In the summer of 2004, Jahn was appointed as Deputy Prime Minister for economic policy in the government of Stanislav Gross. After Gross' resignation, Jahn remained in Jiří Paroubek's government at the same position. In May 2005, he proposed a new economic agenda, by which he claimed the Czech Republic could catch up with western countries of the European Union in eight years. The agenda included the liberalisation of the public finance sector and tax policy, and the introduction of fees at universities. In his government function he also served as a chairman of the Council for human resources development and the government council for the support of research, development and innovations. He modernized the government support system, including accelerated depreciation for company investments into R&D.

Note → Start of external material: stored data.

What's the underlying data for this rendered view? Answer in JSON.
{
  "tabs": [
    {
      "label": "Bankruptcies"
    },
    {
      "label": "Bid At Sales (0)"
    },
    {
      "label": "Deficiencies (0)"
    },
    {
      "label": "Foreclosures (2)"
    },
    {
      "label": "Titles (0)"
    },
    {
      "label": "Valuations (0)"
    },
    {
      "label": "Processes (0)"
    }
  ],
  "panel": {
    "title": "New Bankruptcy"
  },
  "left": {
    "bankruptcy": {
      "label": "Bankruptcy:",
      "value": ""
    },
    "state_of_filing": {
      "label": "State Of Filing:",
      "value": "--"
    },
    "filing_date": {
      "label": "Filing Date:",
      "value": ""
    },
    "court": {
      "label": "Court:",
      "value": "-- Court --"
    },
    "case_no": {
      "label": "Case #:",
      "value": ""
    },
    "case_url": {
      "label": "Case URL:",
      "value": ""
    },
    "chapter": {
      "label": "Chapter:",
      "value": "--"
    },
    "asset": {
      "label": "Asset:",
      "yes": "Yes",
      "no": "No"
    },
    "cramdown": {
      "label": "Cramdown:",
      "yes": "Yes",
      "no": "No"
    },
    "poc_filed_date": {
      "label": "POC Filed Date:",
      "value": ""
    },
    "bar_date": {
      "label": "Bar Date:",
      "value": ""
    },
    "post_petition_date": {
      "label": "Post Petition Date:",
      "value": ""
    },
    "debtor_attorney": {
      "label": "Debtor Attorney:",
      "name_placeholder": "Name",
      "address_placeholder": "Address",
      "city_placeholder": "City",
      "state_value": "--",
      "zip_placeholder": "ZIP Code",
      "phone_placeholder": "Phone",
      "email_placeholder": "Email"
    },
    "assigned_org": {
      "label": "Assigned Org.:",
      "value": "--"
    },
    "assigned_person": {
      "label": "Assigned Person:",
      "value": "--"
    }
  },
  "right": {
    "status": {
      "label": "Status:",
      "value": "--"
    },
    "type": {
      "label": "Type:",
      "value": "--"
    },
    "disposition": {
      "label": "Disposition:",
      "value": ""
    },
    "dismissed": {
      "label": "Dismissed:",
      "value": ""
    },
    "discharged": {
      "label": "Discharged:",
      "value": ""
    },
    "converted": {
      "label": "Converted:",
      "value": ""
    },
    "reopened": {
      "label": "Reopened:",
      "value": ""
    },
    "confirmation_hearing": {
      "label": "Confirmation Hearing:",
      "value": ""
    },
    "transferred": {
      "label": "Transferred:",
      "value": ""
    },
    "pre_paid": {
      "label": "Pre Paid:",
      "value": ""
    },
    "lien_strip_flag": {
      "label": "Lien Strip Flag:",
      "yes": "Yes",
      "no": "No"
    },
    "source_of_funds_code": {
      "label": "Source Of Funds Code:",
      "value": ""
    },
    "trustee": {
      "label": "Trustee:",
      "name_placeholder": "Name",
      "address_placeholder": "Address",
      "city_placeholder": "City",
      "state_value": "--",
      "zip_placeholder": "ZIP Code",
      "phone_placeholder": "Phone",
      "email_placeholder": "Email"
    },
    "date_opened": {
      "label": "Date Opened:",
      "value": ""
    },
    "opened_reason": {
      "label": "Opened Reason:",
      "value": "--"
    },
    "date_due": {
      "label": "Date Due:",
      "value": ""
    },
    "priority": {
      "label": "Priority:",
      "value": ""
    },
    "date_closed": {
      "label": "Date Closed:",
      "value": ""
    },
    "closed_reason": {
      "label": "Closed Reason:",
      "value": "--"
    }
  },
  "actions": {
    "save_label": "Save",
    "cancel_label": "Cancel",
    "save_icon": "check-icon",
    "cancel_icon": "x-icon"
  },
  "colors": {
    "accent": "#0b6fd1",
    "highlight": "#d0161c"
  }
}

In 2006, Martin Jahn joined Volkswagen Group. After being the Škoda Auto Board Member for HR Management from 2006 to 2008, he was appointed Managing Director of Volkswagen Group NSC (national sales company) in Moscow, Russia where he was responsible for Group Brand Sales. From 2010 to 2016, he was the Managing Director of Volkswagen Group Fleet International in Wolfsburg, Germany where his key responsibility was to manage the Volkswagen Group’s global corporate sales. In 2016, he moved to Changchun, China to take over as Executive Vice President for Sales & Marketing and Managing Director of the Volkswagen Brand at FAW-VW. With Martin Jahn as Vice President, FAW-VW has built a firm position in China’s SUV market and successfully introduced and developed the Volkswagen brand’s Jetta while promoting numerous business digitisation initiatives.

== Personal life ==
Jahn was made a member of the French Ordre National du Mérite. As well as his native Czech, he also speaks English, German, Russian and French. He is married to his wife Karolina since 1991 and together they have 4 daughters.